Gordon Armstrong

Personal information
- Full name: Gordon Ian Armstrong
- Date of birth: 15 July 1967 (age 58)
- Place of birth: Newcastle upon Tyne, England
- Height: 6 ft 0 in (1.83 m)
- Position: Midfielder

Youth career
- 000?–1985: Sunderland

Senior career*
- Years: Team / Apps / (Gls)
- 1985–1996: Sunderland / 349 / (50)
- 1995: → Bristol City (loan) / 6 / (0)
- 1995: → Northampton Town (loan) / 4 / (1)
- 1996–1998: Bury / 69 / (4)
- 1998–2003: Burnley / 105 / (5)
- 2003–2004: Accrington Stanley / 12 / (0)
- 2004: Radcliffe Borough / 5 / (1)
- 2004–2005: Stalybridge Celtic / ? / (?)
- Total:  / 545 / (59)

= Gordon Armstrong =

English footballer

Gordon Ian Armstrong (born 15 July 1967 in Newcastle upon Tyne, England) is a former professional footballer who played as a midfielder. He now works as a football agent, and has amongst the players he manages a number of current and former players from Burnley Football Club.

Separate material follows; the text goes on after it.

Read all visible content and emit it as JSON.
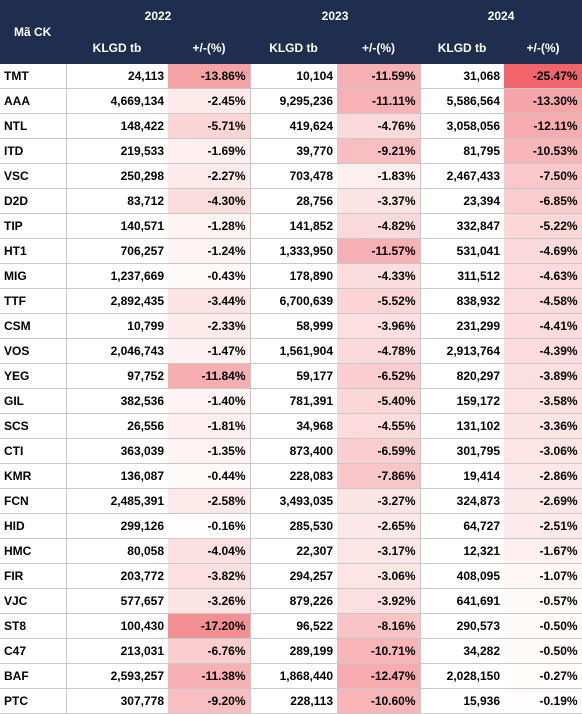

During his career he played for Sunderland, Bristol City, Northampton Town, Bury, Burnley, Accrington Stanley, Radcliffe Borough and Stalybridge Celtic. Whilst at Sunderland, he played in the 1992 FA Cup Final where they lost to Liverpool.

He is the brother of former Reading and Sheffield United left back Chris Armstrong.

His son, James, played for the Sunderland F.C. Academy, as well for Hull City A.F.C.